My eyes move briefly to the clock on the wall just to check if he's back in time. "Hello." I adjust my position, noticing I've been in the same one for too long, then lean forward with my elbows over my thighs and start reading the newspaper again. Frank hums lightly, nuzzling the side of my face, receiving a questioning hum from me, which doesn't get an answer.

Investigations on the "Vampire murderer" continue - the big, bold letters say on the first page, easily attracting anyone's attention to it. Maybe it's not even needed, just the sight of the word vampire is enough to make everyone freak out after this madness started.

Exhaling, I place the papers aside and turn to Frank, taking him in my arms, tightly hugging him before I pull away enough to face each other. We share a long look that makes me feel all tingly inside; I absolutely love the way he makes me feel, it's like if I wasn't the monster I am and could be forgiven for all the wrong I've done. I slowly lean forward, lingering the tip of my nose over his cheek until I lock our lips in a deep, slow kiss.

"They've been telling me to leave you again..." He whispers in a quiet voice, seeming to be afraid a million of guns would be pointed to him if it was higher, even if the slightest.

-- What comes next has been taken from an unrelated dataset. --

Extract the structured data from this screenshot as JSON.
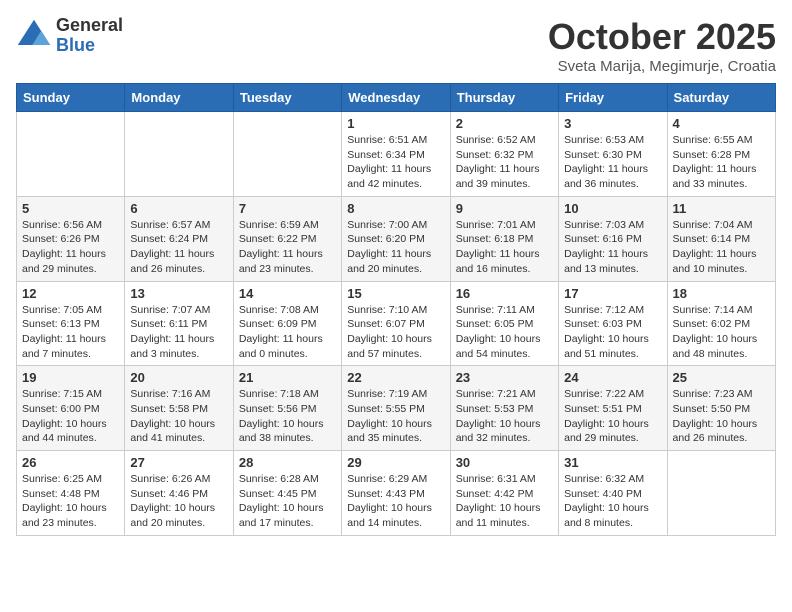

A spark of annoyance causes me to twist my face, reflecting the emotion. "What the fuck? Won't they ever leave you alone?" I would really tell him to cease contact with his friends and family if he didn't like them so much - still, what really matters is if he won't listen to them.

"Calm down." He breathes a chuckle, cupping one side of my face. "I won't leave you." Bringing me closer, he places a kiss on my jaw. "I love you too much for so..." His breathe and lips tickle my skin as he speaks against it, a good sensation.

"Good to know." I mutter shortly before turning to kiss him once again.

Frank is like a drug. A drug I can't ever get enough from. It's impossible to keep myself away from him and he's always there in my mind when we're not near to each other - even if events like this are extremely rare. Even the simple act of gazing at him intoxicates me so much, confirming my theories I'd not last a day completely away from him. I know I'm being selfish for dragging him into this madness, but it was hard to keep my eyes far from him even in the first time we ran into each other. The thing is to keep him well-hidden while he's with me and live each night like if it was our last. Because, maybe, it is. I will never know if a silver bullet will cross my chest in the next second.

~

My eyes fixate on the boy's head and, in that moment, I wish stares could do something and the teenager would drop dead right there. It, however, seems to be so intense that he's able to feel it. His eyes widen when meeting mine and the spray paint can even falls from his hand as he starts running away.

"Where do you think you're going?" He's met with me, having crossed arms over my chest as I lean against a wall, as soon as he turns a corner. A loud scream leaves his throat, but it's the last one to ever do so since, in a second, his right jugular is already perforated and his warm blood is gushing inside my mouth - he stops struggling after some seconds.